HIGH FLYING BIRD di Steven Soderbergh
Un dialogo intorno al cinema
di Michele Moccia
“Come mostri a un uomo la sua umanità?”; “Gli ricordi la sua mortalità!”, si ripetono Spencer e Ray in High Flying Bird, l’ultimo lavoro di Steven Soderbergh, come se l’adagio recitato dai due protagonisti fosse un altro spunto metaforico sulla messa in scena – Ogni film in fondo è una metafora – e il film stesso, ancora una volta, un dialogo intorno al cinema.
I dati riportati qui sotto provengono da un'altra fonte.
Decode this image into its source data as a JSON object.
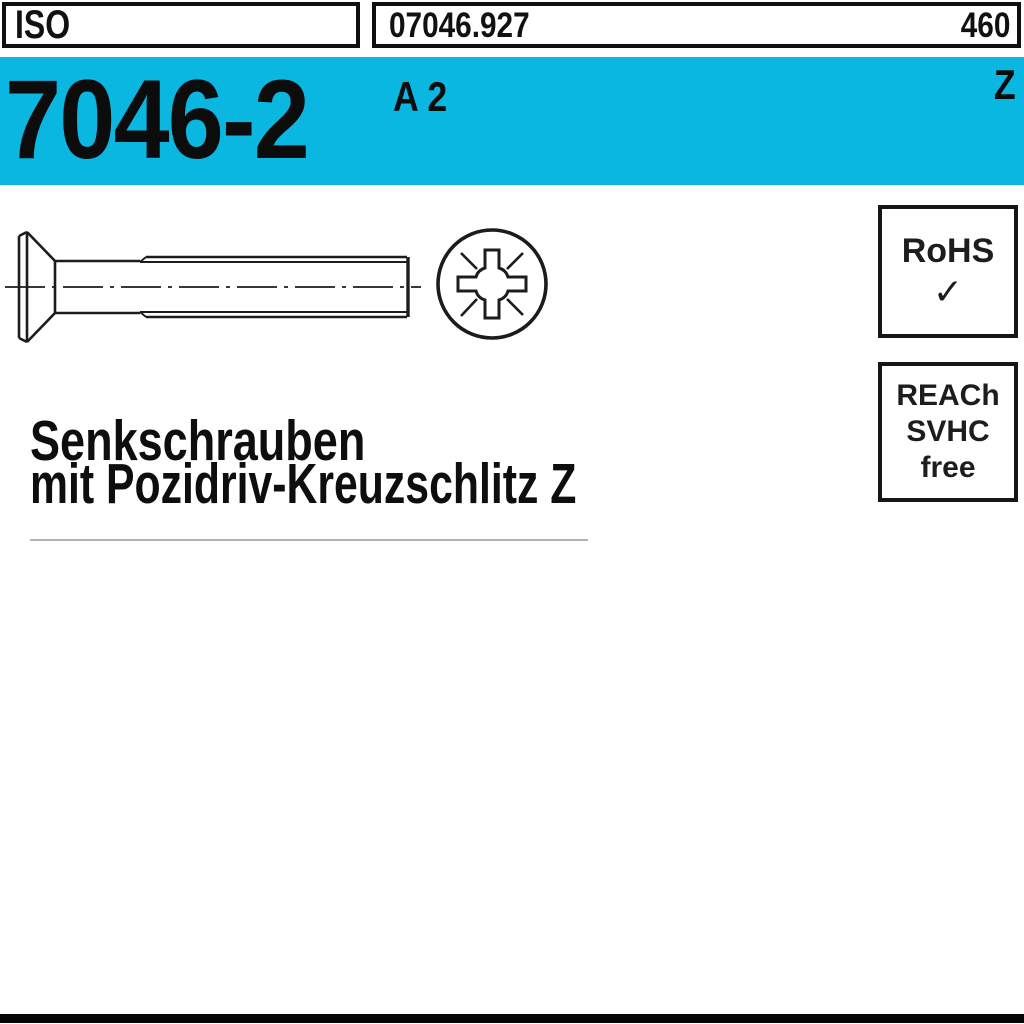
{
  "header": {
    "org": "ISO",
    "article_number": "07046.927",
    "page": "460"
  },
  "banner": {
    "standard": "7046-2",
    "material": "A 2",
    "drive": "Z"
  },
  "badges": {
    "rohs": {
      "label": "RoHS",
      "check_icon": "✓"
    },
    "reach": {
      "line1": "REACh",
      "line2": "SVHC",
      "line3": "free"
    }
  },
  "title": {
    "line1": "Senkschrauben",
    "line2": "mit Pozidriv-Kreuzschlitz Z"
  },
  "colors": {
    "banner_cyan": "#09B7E0",
    "line_black": "#1c1c1c"
  }
}
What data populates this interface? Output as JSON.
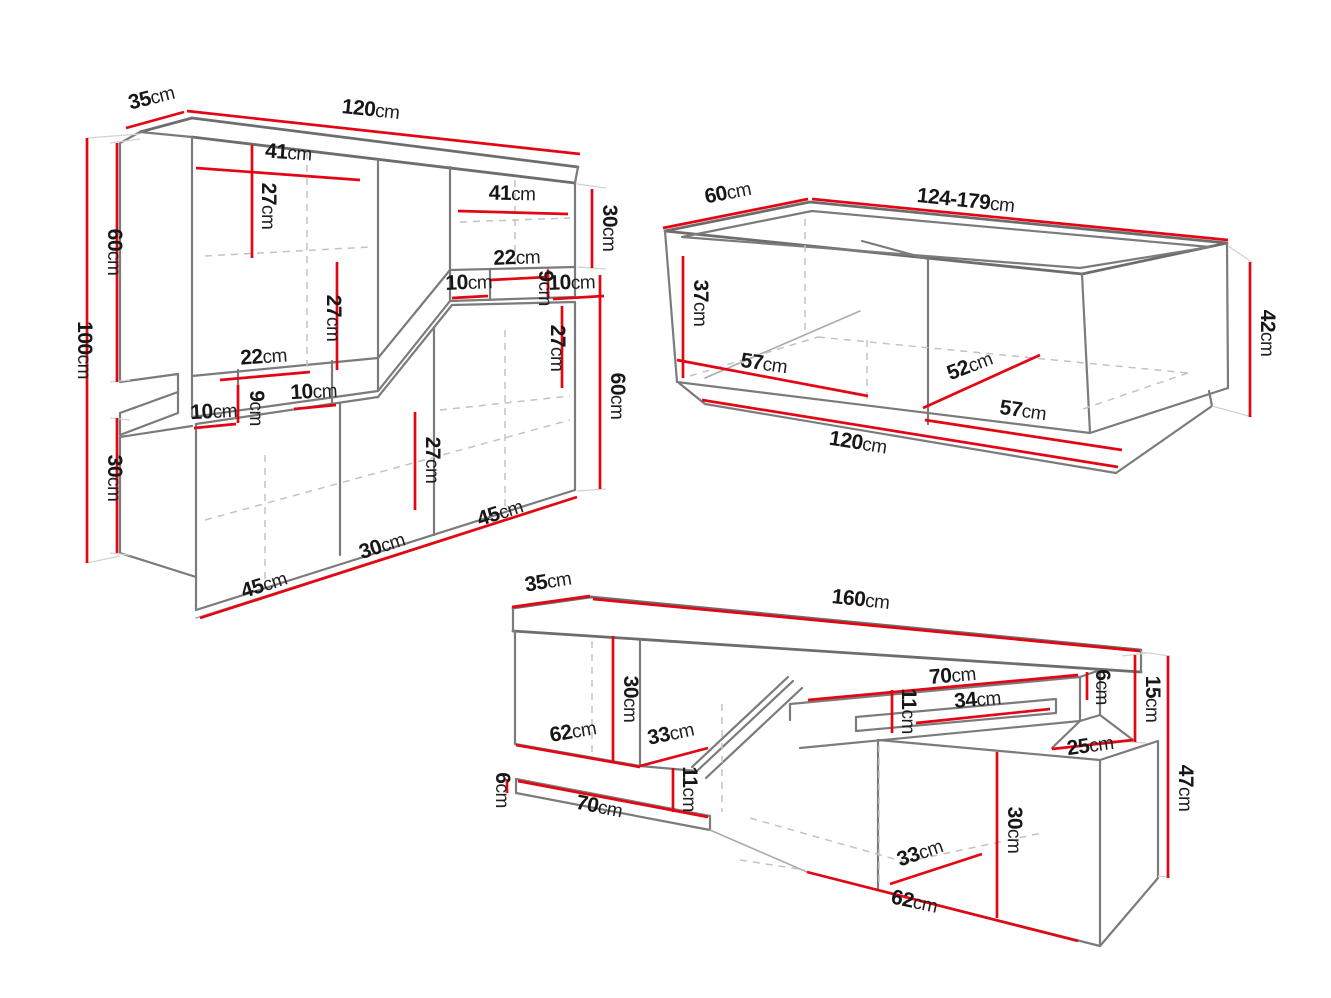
{
  "colors": {
    "dimension_line": "#e30613",
    "outline": "#7b7b7b",
    "dashed_line": "#c3c3c3",
    "label_text": "#171717",
    "background": "#ffffff"
  },
  "diagrams": {
    "wall_unit": {
      "name": "wall-unit-dimension-drawing",
      "dims": {
        "depth": {
          "value": "35",
          "unit": "cm"
        },
        "width": {
          "value": "120",
          "unit": "cm"
        },
        "shelf_a_w": {
          "value": "41",
          "unit": "cm"
        },
        "shelf_a_h": {
          "value": "27",
          "unit": "cm"
        },
        "shelf_b_w": {
          "value": "41",
          "unit": "cm"
        },
        "right_top_h": {
          "value": "30",
          "unit": "cm"
        },
        "niche_top_w": {
          "value": "22",
          "unit": "cm"
        },
        "niche_top_left_w": {
          "value": "10",
          "unit": "cm"
        },
        "niche_top_h": {
          "value": "9",
          "unit": "cm"
        },
        "niche_top_right_w": {
          "value": "10",
          "unit": "cm"
        },
        "shelf_c_h": {
          "value": "27",
          "unit": "cm"
        },
        "shelf_d_h": {
          "value": "27",
          "unit": "cm"
        },
        "left_top_h": {
          "value": "60",
          "unit": "cm"
        },
        "height": {
          "value": "100",
          "unit": "cm"
        },
        "niche_bottom_w": {
          "value": "22",
          "unit": "cm"
        },
        "niche_bottom_h": {
          "value": "9",
          "unit": "cm"
        },
        "niche_bottom_left_w": {
          "value": "10",
          "unit": "cm"
        },
        "niche_bottom_right_w": {
          "value": "10",
          "unit": "cm"
        },
        "left_bottom_h": {
          "value": "30",
          "unit": "cm"
        },
        "shelf_e_h": {
          "value": "27",
          "unit": "cm"
        },
        "right_bottom_h": {
          "value": "60",
          "unit": "cm"
        },
        "base_right_w": {
          "value": "45",
          "unit": "cm"
        },
        "base_middle_w": {
          "value": "30",
          "unit": "cm"
        },
        "base_left_w": {
          "value": "45",
          "unit": "cm"
        }
      }
    },
    "coffee_table": {
      "name": "coffee-table-dimension-drawing",
      "dims": {
        "depth": {
          "value": "60",
          "unit": "cm"
        },
        "width": {
          "value": "124-179",
          "unit": "cm"
        },
        "inner_height": {
          "value": "37",
          "unit": "cm"
        },
        "height": {
          "value": "42",
          "unit": "cm"
        },
        "floor_depth_left": {
          "value": "57",
          "unit": "cm"
        },
        "floor_width": {
          "value": "52",
          "unit": "cm"
        },
        "floor_depth_right": {
          "value": "57",
          "unit": "cm"
        },
        "base_width": {
          "value": "120",
          "unit": "cm"
        }
      }
    },
    "tv_stand": {
      "name": "tv-stand-dimension-drawing",
      "dims": {
        "depth": {
          "value": "35",
          "unit": "cm"
        },
        "width": {
          "value": "160",
          "unit": "cm"
        },
        "left_inner_height": {
          "value": "30",
          "unit": "cm"
        },
        "left_width": {
          "value": "62",
          "unit": "cm"
        },
        "left_depth": {
          "value": "33",
          "unit": "cm"
        },
        "left_niche_height": {
          "value": "11",
          "unit": "cm"
        },
        "shelf_left_height": {
          "value": "6",
          "unit": "cm"
        },
        "shelf_left_width": {
          "value": "70",
          "unit": "cm"
        },
        "shelf_right_width": {
          "value": "70",
          "unit": "cm"
        },
        "slot_height": {
          "value": "11",
          "unit": "cm"
        },
        "slot_width": {
          "value": "34",
          "unit": "cm"
        },
        "shelf_right_height": {
          "value": "6",
          "unit": "cm"
        },
        "right_end_height": {
          "value": "15",
          "unit": "cm"
        },
        "right_end_depth": {
          "value": "25",
          "unit": "cm"
        },
        "height": {
          "value": "47",
          "unit": "cm"
        },
        "right_inner_height": {
          "value": "30",
          "unit": "cm"
        },
        "right_depth": {
          "value": "33",
          "unit": "cm"
        },
        "right_width": {
          "value": "62",
          "unit": "cm"
        }
      }
    }
  }
}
Come se in Soderbergh la mortalità del film, del soggetto film, della soggettività del film sia l’unico modo per essere oltre il meccanismo oggettivo, l’oggetto meccanico, l’oggettività della macchina riproduttiva del cinema, per ritrovarne l’umanità – da qui la scelta di filmare High Flying Bird come il precedente Unsane –. E la cosa che più affascina, in particolare, in alcuni film di Soderbergh come Che, The Girlfriend Experience, Contagion, Magic Mike, Effetti collaterali, Unsane… sta nello scoprire che la vera passione per il mondo (delle storie) che ci circonda (il cuore stesso di ogni ermeneutica), che tutto ciò che dell’esistente si può esperire, è nel prendere coscienza di un paradosso, ossia che la più plausibile delle possibilità è quella che per perdere il controllo e lasciarsi andare al fluire del presente, al passare del tempo, bisogna sapersi porre di fronte alla realtà in modo del tutto razionale. Filmare, e percepire il mondo, scoprendo la razionalità della realtà, per poterla raccontare, che è poi l’unico modo possibile di continuare ad illudersi: “Hai mai avuto una storia d’amore? Parlo di un rapporto veramente bello. Sai, delle volte, devi lasciarlo naufragare prima di capire quello che avevi”.